In the early days, the app was focused on giving access to information about the Bible, said Gruenewald. Now the focus is also on engagement with the Bible. In recent years, the popular Verse of the Day function has expanded to include devotionals and more of a daily experience with the Bible, said Gruenewald. The app also now includes guides on how to pray and ways to let people share prayer requests and get reminders to pray.
“You can ask your friends to pray for those requests, and you can be notified every time someone indicates that they pray for you,” said Gruenewald.
Much of the app’s more recent growth has come in places like India, Latin America and Africa. Of the more than 100 million downloads in 2023, according to YouVersion, more than 80 percent were outside the United States, where a lite version of the app for less-robust smart phones has become popular.
The success of the YouVersion app comes with a great deal of responsibility, said Gruenewald. YouVersion has collected data on tens of millions of users — which requires them to have powerful data security. That data would have great value to advertisers and other outside groups.

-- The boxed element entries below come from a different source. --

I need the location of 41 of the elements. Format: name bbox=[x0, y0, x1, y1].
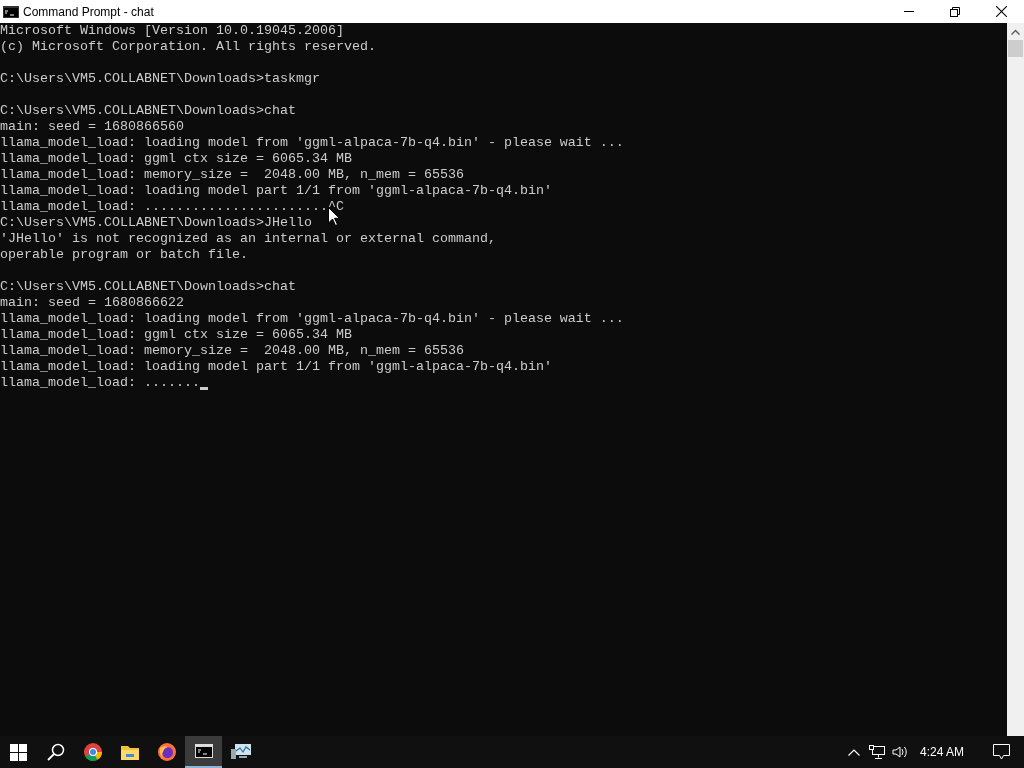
console-line: llama_model_load: loading model from 'ggml-alpaca-7b-q4.bin' - please wait ... bbox=[0, 311, 624, 327]
console-line: 'JHello' is not recognized as an internal or external command, bbox=[0, 231, 496, 247]
window-title: Command Prompt - chat bbox=[23, 3, 154, 21]
console-line: llama_model_load: loading model from 'ggml-alpaca-7b-q4.bin' - please wait ... bbox=[0, 135, 624, 151]
console-line: (c) Microsoft Corporation. All rights reserved. bbox=[0, 39, 376, 55]
terminal-icon bbox=[3, 5, 19, 18]
console-line: C:\Users\VM5.COLLABNET\Downloads>chat bbox=[0, 279, 296, 295]
console-line: llama_model_load: .......................^C bbox=[0, 199, 344, 215]
terminal-icon bbox=[194, 744, 213, 758]
console-line: C:\Users\VM5.COLLABNET\Downloads>taskmgr bbox=[0, 71, 320, 87]
console-line: llama_model_load: loading model part 1/1 from 'ggml-alpaca-7b-q4.bin' bbox=[0, 359, 552, 375]
console-line: llama_model_load: memory_size = 2048.00 MB, n_mem = 65536 bbox=[0, 167, 464, 183]
monitor-chart-icon bbox=[230, 743, 251, 761]
console-line: C:\Users\VM5.COLLABNET\Downloads>JHello bbox=[0, 215, 312, 231]
speaker-icon bbox=[892, 745, 908, 759]
console-line: llama_model_load: ggml ctx size = 6065.34 MB bbox=[0, 327, 352, 343]
folder-icon bbox=[120, 744, 139, 760]
console-line: main: seed = 1680866622 bbox=[0, 295, 184, 311]
console-line: main: seed = 1680866560 bbox=[0, 119, 184, 135]
scrollbar-thumb[interactable] bbox=[1008, 40, 1023, 57]
console-line: operable program or batch file. bbox=[0, 247, 248, 263]
close-icon bbox=[995, 6, 1007, 17]
clock[interactable]: 4:24 AM bbox=[917, 743, 967, 761]
fox-globe-icon bbox=[157, 743, 176, 761]
search-icon bbox=[46, 743, 65, 761]
browser-circle-icon bbox=[83, 743, 102, 761]
console-line: llama_model_load: ggml ctx size = 6065.34 MB bbox=[0, 151, 352, 167]
console-line: llama_model_load: memory_size = 2048.00 MB, n_mem = 65536 bbox=[0, 343, 464, 359]
minimize-icon bbox=[904, 11, 914, 12]
notification-icon bbox=[993, 744, 1010, 760]
console-line: llama_model_load: loading model part 1/1 from 'ggml-alpaca-7b-q4.bin' bbox=[0, 183, 552, 199]
console-line: llama_model_load: ....... bbox=[0, 375, 200, 391]
windows-logo-icon bbox=[10, 743, 27, 761]
scroll-up-icon bbox=[1011, 29, 1020, 35]
chevron-up-icon bbox=[848, 748, 860, 756]
network-icon bbox=[869, 745, 885, 759]
console-line: C:\Users\VM5.COLLABNET\Downloads>chat bbox=[0, 103, 296, 119]
taskbar-button[interactable] bbox=[185, 736, 222, 768]
scrollbar[interactable] bbox=[1007, 23, 1024, 736]
console-line: Microsoft Windows [Version 10.0.19045.2006] bbox=[0, 23, 344, 39]
restore-icon bbox=[950, 6, 960, 17]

But it’s not for sale, said Gruenewald.
“We have been approached by everybody on the planet that wants to buy data,” he said. “We don’t even entertain the conversation. We don’t monetize the data.”
Instead, the app is funded by donors both inside and outside the church. The app is owned by Life.Church, which runs YouVersion as a distinct operation. The church also started a second nonprofit, YouVersionINC, in 2023 to support the app, according to IRS documents.
Given the troubles of other popular social media websites, Gruenewald said the YouVersion team feels a responsibility to keep the app true to its mission and to honor the trust users have put in them.
“There are millions of people that are depending on the app to work,” he said. “And that’s not a trivial matter.”